Eh bien, Mike Shedlock cherchait simplement à se faire de la publicité pour sa petite société d'investissement. Oui, Euro Pacific Capital compte de nombreux clients – environ quinze mille comptes clients. Certains ont-ils enregistré une baisse de 70 % l'année dernière ?  

Oui, c'est exact. Regardez la Bourse chinoise : elle a également chuté de 70 % l'an dernier. Quiconque y a investi massivement a subi des pertes similaires. Mais cette année est à nouveau exceptionnelle. La plupart de nos clients ont déjà vu leur capital doubler, ou s'en rapprochent ; certains ont même triplé leur mise, voire plus. Nous investissons beaucoup en Chine. 

Pour quelle raison ? 

Prenons l'exemple de Hong Kong. Au cours des six dernières années, la bourse locale a enregistré une croissance annuelle moyenne de 30 %, même en tenant compte de la chute de 70 % survenue l'an dernier. Sur la même période, les marchés américains ont affiché un rendement annuel d'environ 3 %. Ainsi, sur ces six années, le rendement des investissements en Asie a été dix fois supérieur à celui des investissements aux États-Unis. Pourtant, des observateurs comme Shedlock se focalisent uniquement sur cette année-là et insistent sur les pertes subies. Que recommandait Shedlock à ses propres clients ? D'acheter des obligations d'État. Or, c'est précisément la pire année pour ce type d'actifs ! 

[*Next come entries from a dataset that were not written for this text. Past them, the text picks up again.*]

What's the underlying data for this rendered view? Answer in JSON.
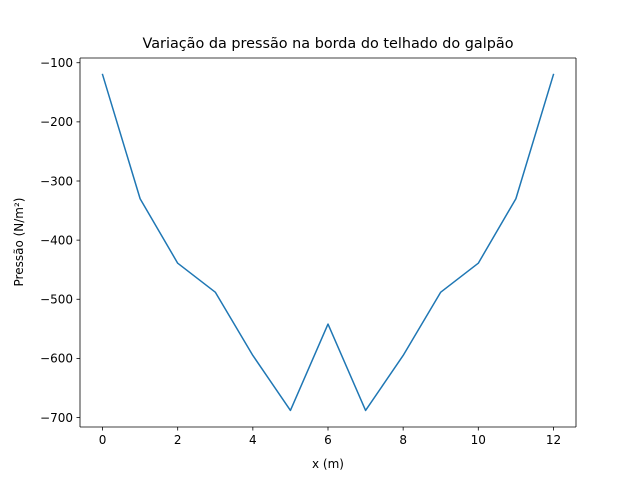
{
  "chart_data": {
    "type": "line",
    "title": "Variação da pressão na borda do telhado do galpão",
    "xlabel": "x (m)",
    "ylabel": "Pressão (N/m²)",
    "xlim": [
      -0.6,
      12.6
    ],
    "ylim": [
      -716,
      -92
    ],
    "xticks": [
      0,
      2,
      4,
      6,
      8,
      10,
      12
    ],
    "xtick_labels": [
      "0",
      "2",
      "4",
      "6",
      "8",
      "10",
      "12"
    ],
    "yticks": [
      -100,
      -200,
      -300,
      -400,
      -500,
      -600,
      -700
    ],
    "ytick_labels": [
      "−100",
      "−200",
      "−300",
      "−400",
      "−500",
      "−600",
      "−700"
    ],
    "grid": false,
    "series": [
      {
        "color": "#1f77b4",
        "x": [
          0,
          1,
          2,
          3,
          4,
          5,
          6,
          7,
          8,
          9,
          10,
          11,
          12
        ],
        "y": [
          -120,
          -330,
          -439,
          -488,
          -595,
          -688,
          -542,
          -688,
          -595,
          -488,
          -439,
          -330,
          -120
        ]
      }
    ]
  }
}
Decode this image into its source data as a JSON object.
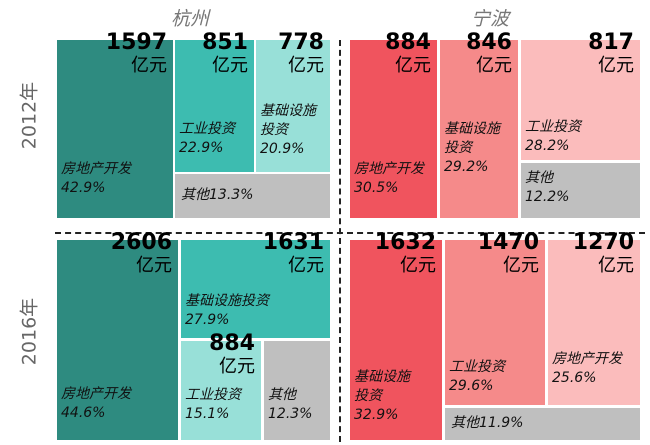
{
  "column_titles": [
    "杭州",
    "宁波"
  ],
  "row_titles": [
    "2012年",
    "2016年"
  ],
  "unit": "亿元",
  "chart_data": [
    {
      "type": "treemap",
      "categories": [
        "房地产开发",
        "工业投资",
        "基础设施投资",
        "其他"
      ],
      "values": [
        1597,
        851,
        778,
        null
      ],
      "shares": [
        42.9,
        22.9,
        20.9,
        13.3
      ],
      "share_labels": [
        "42.9%",
        "22.9%",
        "20.9%",
        "13.3%"
      ],
      "colors": [
        "#2e8b80",
        "#3dbcb0",
        "#98e0d8",
        "#bfbfbf"
      ]
    },
    {
      "type": "treemap",
      "categories": [
        "房地产开发",
        "基础设施投资",
        "工业投资",
        "其他"
      ],
      "values": [
        884,
        846,
        817,
        null
      ],
      "shares": [
        30.5,
        29.2,
        28.2,
        12.2
      ],
      "share_labels": [
        "30.5%",
        "29.2%",
        "28.2%",
        "12.2%"
      ],
      "colors": [
        "#f0545e",
        "#f58a8a",
        "#fbbcbc",
        "#bfbfbf"
      ]
    },
    {
      "type": "treemap",
      "categories": [
        "房地产开发",
        "基础设施投资",
        "工业投资",
        "其他"
      ],
      "values": [
        2606,
        1631,
        884,
        null
      ],
      "shares": [
        44.6,
        27.9,
        15.1,
        12.3
      ],
      "share_labels": [
        "44.6%",
        "27.9%",
        "15.1%",
        "12.3%"
      ],
      "colors": [
        "#2e8b80",
        "#3dbcb0",
        "#98e0d8",
        "#bfbfbf"
      ]
    },
    {
      "type": "treemap",
      "categories": [
        "基础设施投资",
        "工业投资",
        "房地产开发",
        "其他"
      ],
      "values": [
        1632,
        1470,
        1270,
        null
      ],
      "shares": [
        32.9,
        29.6,
        25.6,
        11.9
      ],
      "share_labels": [
        "32.9%",
        "29.6%",
        "25.6%",
        "11.9%"
      ],
      "colors": [
        "#f0545e",
        "#f58a8a",
        "#fbbcbc",
        "#bfbfbf"
      ]
    }
  ]
}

Que conseillez-vous à vos clients ? 

De diversifier leurs placements : surtout, ne pas tout miser sur une seule carte, ne pas se cantonner au dollar, mais acheter des devises et des actions étrangères ainsi que des métaux précieux. Quiconque a suivi une telle recommandation — qu'elle vienne de moi ou d'un autre — a connu une période très fructueuse entre 2000 et 2007 ; certes, ces investisseurs ont aussi traversé une année 2008 difficile — je ne le nie pas — mais ils connaissent aujourd'hui une nouvelle période exceptionnelle. Ceux qui ont suivi mes conseils et investi à l'étranger cette année s'en sortent bien mieux que ceux qui ont investi aux États-Unis. Il n'y a qu'en 2008 qu'il valait mieux rester sur son « marché intérieur », mais ce fut la seule année de ce genre au cours de la dernière décennie.

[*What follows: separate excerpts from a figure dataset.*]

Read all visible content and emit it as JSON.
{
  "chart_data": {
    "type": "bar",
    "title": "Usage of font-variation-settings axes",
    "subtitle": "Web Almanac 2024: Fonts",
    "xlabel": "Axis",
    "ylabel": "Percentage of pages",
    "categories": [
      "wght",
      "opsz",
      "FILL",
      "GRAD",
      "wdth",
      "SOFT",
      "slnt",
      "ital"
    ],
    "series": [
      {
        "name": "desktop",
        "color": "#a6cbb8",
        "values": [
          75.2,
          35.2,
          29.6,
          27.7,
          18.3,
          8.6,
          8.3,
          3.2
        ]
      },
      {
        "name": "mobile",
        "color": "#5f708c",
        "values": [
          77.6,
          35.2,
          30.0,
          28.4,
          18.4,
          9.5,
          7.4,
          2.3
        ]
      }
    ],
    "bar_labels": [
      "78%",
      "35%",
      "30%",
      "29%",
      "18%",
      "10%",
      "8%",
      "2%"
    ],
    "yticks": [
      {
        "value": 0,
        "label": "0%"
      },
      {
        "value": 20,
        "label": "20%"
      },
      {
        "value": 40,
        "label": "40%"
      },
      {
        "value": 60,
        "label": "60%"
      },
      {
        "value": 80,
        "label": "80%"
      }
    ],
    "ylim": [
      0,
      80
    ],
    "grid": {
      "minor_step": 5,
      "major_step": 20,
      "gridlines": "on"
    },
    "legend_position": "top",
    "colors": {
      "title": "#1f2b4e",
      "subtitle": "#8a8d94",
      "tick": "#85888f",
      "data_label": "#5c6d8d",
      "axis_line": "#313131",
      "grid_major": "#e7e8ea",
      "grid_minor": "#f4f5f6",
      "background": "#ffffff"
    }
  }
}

D'accord, mais vous avez forcément eu tort à un moment donné. 

 L'année dernière, je me suis surtout trompé concernant la forte appréciation du dollar. C'est l'une des principales raisons pour lesquelles mes clients ont enregistré des pertes en 2008. Mais le dollar a depuis reperdu la moitié de ce qu'il avait gagné à l'époque. Je pense que d'ici la fin de l'année, le dollar sera encore plus bas que son plus bas niveau de l'an dernier. Les pertes liées aux investissements en devises étrangères, constatées par certains de mes clients, se transformeront ainsi en bénéfices. J'estime que 90 % de mes clients ayant obtenu de mauvais résultats l'année dernière s'en sortiront mieux cette année. Et pour beaucoup d'entre eux, de manière significative. 

Comme vous l'avez dit, vous misez beaucoup sur l'Asie. Certains soutiennent que le boom asiatique, en particulier en Chine, est alimenté par l'inflation de la masse monétaire et du crédit plutôt que par la productivité croissante des entreprises. 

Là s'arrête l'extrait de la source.